Given a true statement of the form $$\forall x\, \exists y\, (P(y) \implies S(x))$$ How would I go about instantiating this statement? I know that I can use a universal instantiation to yield $$\, \exists y\, (P(y) \implies S(m))$$ for some arbitrary $m$ in the universe, but is the existential instantiation just as simple as usual, i.e, do I just pick a $n$ for which $P$ holds? This would yield $$P(n) \implies S(m)$$ Is this correct?

Also, is an existential instantiation of this form "linked" to the variable $m$ that I introduced with the universal instantiation? That is, do I think of $m$ as being fixed?

As you correctly surmise, you can of course not just pick any constant to instantiate an existential with. Indeed, after having instantiated the universal with $m$, we can of course not guarantee that the 'something' that has property $P$ is that very $m$. And indeed in general we cannot instantiate the existential with any constant (or any variable-free term) that we are already using elsewhere.

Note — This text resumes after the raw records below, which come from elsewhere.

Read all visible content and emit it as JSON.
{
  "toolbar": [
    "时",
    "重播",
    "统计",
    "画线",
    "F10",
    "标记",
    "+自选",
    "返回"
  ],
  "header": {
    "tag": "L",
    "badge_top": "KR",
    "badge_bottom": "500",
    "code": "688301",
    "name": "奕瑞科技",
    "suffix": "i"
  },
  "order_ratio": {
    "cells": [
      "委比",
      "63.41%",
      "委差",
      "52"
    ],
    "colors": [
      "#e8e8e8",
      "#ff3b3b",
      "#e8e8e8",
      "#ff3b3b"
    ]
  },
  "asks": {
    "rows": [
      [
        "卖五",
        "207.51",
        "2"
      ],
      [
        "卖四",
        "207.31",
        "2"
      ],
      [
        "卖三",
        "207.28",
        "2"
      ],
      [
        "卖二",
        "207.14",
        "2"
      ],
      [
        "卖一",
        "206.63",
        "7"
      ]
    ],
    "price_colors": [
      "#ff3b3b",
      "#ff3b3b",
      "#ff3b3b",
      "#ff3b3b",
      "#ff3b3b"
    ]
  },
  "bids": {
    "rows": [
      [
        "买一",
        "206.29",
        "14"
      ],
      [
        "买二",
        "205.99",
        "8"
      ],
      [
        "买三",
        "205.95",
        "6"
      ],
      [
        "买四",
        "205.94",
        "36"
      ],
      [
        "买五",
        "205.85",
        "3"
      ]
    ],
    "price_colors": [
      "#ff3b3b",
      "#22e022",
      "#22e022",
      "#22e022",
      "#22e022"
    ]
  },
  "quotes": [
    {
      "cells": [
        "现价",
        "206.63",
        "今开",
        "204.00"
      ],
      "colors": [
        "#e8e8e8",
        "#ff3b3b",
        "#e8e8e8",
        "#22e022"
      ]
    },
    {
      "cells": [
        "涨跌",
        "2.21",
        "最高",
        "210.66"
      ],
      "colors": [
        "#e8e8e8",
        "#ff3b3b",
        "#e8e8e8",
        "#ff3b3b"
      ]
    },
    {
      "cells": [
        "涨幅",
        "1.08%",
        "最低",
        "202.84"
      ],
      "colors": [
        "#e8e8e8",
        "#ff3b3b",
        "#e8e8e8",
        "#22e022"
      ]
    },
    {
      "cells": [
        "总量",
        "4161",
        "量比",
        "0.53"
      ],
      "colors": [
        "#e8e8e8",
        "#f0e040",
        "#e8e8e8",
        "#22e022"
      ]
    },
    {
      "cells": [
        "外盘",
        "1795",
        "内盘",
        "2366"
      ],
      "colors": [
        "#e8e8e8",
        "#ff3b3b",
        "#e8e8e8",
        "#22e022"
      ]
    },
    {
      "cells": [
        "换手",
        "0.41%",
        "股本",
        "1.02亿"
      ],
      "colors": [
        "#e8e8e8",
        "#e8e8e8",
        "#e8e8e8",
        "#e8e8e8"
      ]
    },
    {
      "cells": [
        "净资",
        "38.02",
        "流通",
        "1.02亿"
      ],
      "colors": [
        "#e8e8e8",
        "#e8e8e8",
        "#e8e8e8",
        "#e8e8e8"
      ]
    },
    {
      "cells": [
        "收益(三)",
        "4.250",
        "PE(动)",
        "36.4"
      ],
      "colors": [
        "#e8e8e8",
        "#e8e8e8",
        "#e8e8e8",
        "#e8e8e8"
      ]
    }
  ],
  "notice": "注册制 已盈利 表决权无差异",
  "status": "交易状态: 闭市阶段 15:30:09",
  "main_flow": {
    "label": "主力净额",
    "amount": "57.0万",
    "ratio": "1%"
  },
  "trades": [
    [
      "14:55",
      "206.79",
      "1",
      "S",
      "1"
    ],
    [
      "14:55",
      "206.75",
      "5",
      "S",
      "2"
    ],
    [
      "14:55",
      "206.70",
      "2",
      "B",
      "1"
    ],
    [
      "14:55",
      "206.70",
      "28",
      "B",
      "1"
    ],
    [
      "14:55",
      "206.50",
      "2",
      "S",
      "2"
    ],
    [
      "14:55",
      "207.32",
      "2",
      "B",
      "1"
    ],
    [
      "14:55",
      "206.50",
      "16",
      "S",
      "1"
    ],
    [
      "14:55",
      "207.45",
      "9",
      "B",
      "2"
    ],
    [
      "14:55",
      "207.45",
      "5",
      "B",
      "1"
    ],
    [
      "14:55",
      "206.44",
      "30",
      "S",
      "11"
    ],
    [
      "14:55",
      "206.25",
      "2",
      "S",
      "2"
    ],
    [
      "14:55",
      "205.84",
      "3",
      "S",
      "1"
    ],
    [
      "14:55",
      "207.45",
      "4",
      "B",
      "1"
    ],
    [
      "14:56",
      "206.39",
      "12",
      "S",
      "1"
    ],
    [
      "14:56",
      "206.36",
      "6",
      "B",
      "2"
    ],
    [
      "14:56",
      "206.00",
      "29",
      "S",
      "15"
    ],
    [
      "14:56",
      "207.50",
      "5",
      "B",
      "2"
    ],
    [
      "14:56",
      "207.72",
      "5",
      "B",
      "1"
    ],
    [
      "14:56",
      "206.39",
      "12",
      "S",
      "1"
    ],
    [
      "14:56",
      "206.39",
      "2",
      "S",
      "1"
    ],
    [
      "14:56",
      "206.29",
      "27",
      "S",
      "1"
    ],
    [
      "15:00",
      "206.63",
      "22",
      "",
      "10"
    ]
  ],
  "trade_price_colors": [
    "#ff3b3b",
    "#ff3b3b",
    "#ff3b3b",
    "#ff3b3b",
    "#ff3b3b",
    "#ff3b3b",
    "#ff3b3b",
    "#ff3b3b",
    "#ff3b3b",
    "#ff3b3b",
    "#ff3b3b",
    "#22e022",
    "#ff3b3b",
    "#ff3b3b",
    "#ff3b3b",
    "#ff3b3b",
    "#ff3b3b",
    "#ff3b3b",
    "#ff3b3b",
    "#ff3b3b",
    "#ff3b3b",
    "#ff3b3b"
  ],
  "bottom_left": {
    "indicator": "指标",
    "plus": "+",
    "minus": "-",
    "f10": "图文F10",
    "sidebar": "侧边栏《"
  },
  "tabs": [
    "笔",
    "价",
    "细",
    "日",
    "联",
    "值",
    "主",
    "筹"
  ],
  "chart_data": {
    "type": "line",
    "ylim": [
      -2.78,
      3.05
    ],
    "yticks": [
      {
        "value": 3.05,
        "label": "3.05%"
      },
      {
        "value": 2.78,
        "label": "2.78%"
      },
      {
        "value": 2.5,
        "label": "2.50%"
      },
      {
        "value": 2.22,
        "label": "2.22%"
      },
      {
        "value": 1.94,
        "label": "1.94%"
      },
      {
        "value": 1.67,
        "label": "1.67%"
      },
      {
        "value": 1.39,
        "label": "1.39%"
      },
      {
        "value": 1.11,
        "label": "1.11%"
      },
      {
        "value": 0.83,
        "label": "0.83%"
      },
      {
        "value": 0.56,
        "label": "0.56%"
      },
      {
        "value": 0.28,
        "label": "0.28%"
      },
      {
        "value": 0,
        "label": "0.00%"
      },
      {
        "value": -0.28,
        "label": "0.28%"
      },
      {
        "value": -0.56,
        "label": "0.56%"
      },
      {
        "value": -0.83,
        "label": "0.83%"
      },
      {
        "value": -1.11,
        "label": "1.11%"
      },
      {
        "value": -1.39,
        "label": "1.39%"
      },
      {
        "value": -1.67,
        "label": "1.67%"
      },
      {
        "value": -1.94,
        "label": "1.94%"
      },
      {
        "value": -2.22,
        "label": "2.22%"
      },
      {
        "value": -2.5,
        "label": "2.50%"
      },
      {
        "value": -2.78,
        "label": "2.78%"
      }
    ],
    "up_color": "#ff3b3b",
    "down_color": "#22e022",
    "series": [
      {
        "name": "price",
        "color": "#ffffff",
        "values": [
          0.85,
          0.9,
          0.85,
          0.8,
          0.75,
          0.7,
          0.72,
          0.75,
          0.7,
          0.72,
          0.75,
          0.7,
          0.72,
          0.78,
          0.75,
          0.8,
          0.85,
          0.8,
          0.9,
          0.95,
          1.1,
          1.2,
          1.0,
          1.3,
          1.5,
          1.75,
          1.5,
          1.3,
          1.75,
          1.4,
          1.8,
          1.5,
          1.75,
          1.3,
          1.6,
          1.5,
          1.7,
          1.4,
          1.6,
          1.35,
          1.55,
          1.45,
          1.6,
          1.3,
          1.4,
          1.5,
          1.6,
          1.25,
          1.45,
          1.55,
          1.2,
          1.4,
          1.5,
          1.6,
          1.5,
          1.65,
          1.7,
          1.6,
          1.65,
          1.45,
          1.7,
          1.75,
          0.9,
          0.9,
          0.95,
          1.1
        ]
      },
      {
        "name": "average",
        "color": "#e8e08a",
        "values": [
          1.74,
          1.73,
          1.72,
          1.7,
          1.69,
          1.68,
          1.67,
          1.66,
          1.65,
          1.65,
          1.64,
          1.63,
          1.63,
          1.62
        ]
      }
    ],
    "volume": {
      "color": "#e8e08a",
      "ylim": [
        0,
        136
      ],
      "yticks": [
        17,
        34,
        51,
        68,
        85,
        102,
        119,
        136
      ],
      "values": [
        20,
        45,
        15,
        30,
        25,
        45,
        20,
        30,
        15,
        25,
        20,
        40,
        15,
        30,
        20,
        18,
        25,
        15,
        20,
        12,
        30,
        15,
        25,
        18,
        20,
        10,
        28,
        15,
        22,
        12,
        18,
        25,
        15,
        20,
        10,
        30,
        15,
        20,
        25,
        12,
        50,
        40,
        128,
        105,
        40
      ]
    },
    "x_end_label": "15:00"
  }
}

This is why we have to pick a constant that we are not using elsewhere when instantiating an existential: it is our way of saying: "well, we know something has such-and-such a property, but we don't know who or what it is, so let's just give it a name, so we can at least refer to it by a name".

Finally, note that just because we use a new constant does not mean that it has to be different from any of the other constants already in use. That is, later on we may realize that $n=m$. But to be safe, and keep all possibilities open, we have to use a new constant.